En este contexto, CCOO y UGT argumentan que el proyecto de Real Decreto buscaba precisamente mejorar la trazabilidad y evitar la manipulación en los registros de jornada. Sin embargo, notan con preocupación la atención excesiva que el Consejo de Estado ha dado a la protección de datos, dado que el dictamen incluye una opinión negativa de la Agencia Española de Protección de Datos sobre la falta de cumplimiento de la normativa legal en esta materia.

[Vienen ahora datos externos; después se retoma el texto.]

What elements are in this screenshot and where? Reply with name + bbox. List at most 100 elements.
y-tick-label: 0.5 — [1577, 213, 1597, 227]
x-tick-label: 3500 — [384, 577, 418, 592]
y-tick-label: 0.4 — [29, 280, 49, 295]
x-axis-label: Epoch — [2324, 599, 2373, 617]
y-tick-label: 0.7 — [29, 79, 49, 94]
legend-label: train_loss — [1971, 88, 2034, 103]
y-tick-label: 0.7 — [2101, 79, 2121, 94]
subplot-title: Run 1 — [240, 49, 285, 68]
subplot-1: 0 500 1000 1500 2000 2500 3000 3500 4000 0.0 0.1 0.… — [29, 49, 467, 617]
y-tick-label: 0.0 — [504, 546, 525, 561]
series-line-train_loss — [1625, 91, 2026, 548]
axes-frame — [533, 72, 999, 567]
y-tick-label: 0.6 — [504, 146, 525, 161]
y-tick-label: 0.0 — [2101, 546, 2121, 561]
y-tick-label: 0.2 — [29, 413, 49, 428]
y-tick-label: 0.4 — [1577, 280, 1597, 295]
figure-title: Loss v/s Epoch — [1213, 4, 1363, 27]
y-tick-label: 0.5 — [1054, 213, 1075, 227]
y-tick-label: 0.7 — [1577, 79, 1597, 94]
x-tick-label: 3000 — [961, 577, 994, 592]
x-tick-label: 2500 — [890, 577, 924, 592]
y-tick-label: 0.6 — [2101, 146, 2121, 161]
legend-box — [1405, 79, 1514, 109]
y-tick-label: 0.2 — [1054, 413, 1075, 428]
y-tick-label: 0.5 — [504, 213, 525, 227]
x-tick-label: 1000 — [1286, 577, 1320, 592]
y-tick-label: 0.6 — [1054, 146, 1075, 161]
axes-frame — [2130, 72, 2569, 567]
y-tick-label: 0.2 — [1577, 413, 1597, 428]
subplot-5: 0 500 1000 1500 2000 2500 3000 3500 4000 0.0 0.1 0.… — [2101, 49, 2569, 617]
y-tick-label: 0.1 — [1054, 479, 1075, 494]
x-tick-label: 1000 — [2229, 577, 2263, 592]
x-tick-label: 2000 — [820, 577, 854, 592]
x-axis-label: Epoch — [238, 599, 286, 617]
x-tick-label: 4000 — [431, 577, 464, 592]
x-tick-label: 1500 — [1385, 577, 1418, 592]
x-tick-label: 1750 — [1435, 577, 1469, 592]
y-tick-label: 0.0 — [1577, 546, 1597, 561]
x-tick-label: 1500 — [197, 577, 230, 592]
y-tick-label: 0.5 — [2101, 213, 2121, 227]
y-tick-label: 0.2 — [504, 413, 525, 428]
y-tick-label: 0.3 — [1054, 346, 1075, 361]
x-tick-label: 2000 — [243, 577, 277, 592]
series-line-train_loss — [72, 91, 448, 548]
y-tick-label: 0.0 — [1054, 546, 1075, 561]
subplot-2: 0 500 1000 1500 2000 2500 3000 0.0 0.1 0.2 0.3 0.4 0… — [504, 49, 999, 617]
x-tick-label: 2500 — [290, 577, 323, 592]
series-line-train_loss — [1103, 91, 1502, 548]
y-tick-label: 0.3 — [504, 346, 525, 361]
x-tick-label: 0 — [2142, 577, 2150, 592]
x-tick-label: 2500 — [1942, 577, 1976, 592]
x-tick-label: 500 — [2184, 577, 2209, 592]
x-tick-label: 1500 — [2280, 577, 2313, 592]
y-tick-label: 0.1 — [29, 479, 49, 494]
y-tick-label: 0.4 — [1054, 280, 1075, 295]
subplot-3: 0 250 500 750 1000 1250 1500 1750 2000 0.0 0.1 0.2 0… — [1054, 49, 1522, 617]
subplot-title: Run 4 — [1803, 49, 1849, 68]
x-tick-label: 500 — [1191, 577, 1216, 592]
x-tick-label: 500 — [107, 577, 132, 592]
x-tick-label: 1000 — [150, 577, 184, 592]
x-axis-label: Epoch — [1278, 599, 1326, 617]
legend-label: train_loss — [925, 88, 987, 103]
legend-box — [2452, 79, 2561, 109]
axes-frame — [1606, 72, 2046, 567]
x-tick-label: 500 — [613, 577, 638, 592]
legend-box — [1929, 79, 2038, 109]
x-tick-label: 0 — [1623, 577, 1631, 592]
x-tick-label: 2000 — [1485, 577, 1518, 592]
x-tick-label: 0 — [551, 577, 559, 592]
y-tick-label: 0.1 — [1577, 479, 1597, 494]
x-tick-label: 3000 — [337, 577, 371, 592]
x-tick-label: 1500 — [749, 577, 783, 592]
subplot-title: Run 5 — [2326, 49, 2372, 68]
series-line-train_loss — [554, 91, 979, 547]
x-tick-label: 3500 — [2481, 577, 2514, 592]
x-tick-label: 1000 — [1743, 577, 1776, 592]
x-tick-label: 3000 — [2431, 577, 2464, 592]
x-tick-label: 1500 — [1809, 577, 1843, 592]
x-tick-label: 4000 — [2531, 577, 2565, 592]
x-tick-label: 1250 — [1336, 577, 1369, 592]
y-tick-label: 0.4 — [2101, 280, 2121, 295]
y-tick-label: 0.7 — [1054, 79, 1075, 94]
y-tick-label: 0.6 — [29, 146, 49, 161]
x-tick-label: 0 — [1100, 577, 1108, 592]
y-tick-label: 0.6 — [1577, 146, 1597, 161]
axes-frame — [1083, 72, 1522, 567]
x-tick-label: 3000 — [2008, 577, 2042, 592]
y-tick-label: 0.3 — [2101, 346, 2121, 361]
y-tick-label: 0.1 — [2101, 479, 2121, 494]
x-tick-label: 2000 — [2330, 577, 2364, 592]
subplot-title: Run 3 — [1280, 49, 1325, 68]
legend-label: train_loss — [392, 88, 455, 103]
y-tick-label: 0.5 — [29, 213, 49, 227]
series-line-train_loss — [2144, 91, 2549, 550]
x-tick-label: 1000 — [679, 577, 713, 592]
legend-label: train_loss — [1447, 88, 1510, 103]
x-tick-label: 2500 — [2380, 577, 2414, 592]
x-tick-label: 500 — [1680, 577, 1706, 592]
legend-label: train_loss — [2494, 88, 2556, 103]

Los sindicatos sostienen que la preocupación por la privacidad en este caso parece tener prioridades erróneas. Alertan que esta atención puede acabar favoreciendo a empresas que no cumplen con la ley, dificultando así el trabajo de la Inspección laboral. CCOO y UGT advierten que si se lleva este criterio al extremo, se podría cuestionar incluso el control de la Inspección de Hacienda sobre las cuentas empresariales en nombre de la protección de datos.

Este razonamiento, señalan, evidencia un absurdo: no se debe utilizar la protección de datos como una excusa para frenar el cumplimiento de la ley. Además, ambos sindicatos expresan su inquietud ante la tendencia de relegar las cuestiones de cumplimiento normativo a ámbitos de negociación, como si el respeto a las normas laborales fundamentales pudieran ser objeto de discusión.

Finalmente, se interrogan sobre la postura del Consejo de Estado, cuestionando si realmente se considera que derechos esenciales como el pago de salarios y el respeto a la jornada pueden quedar sujetos a negociaciones. Insisten en que la negociación colectiva es importante, pero no debe suplantar el cumplimiento de la legalidad laboral.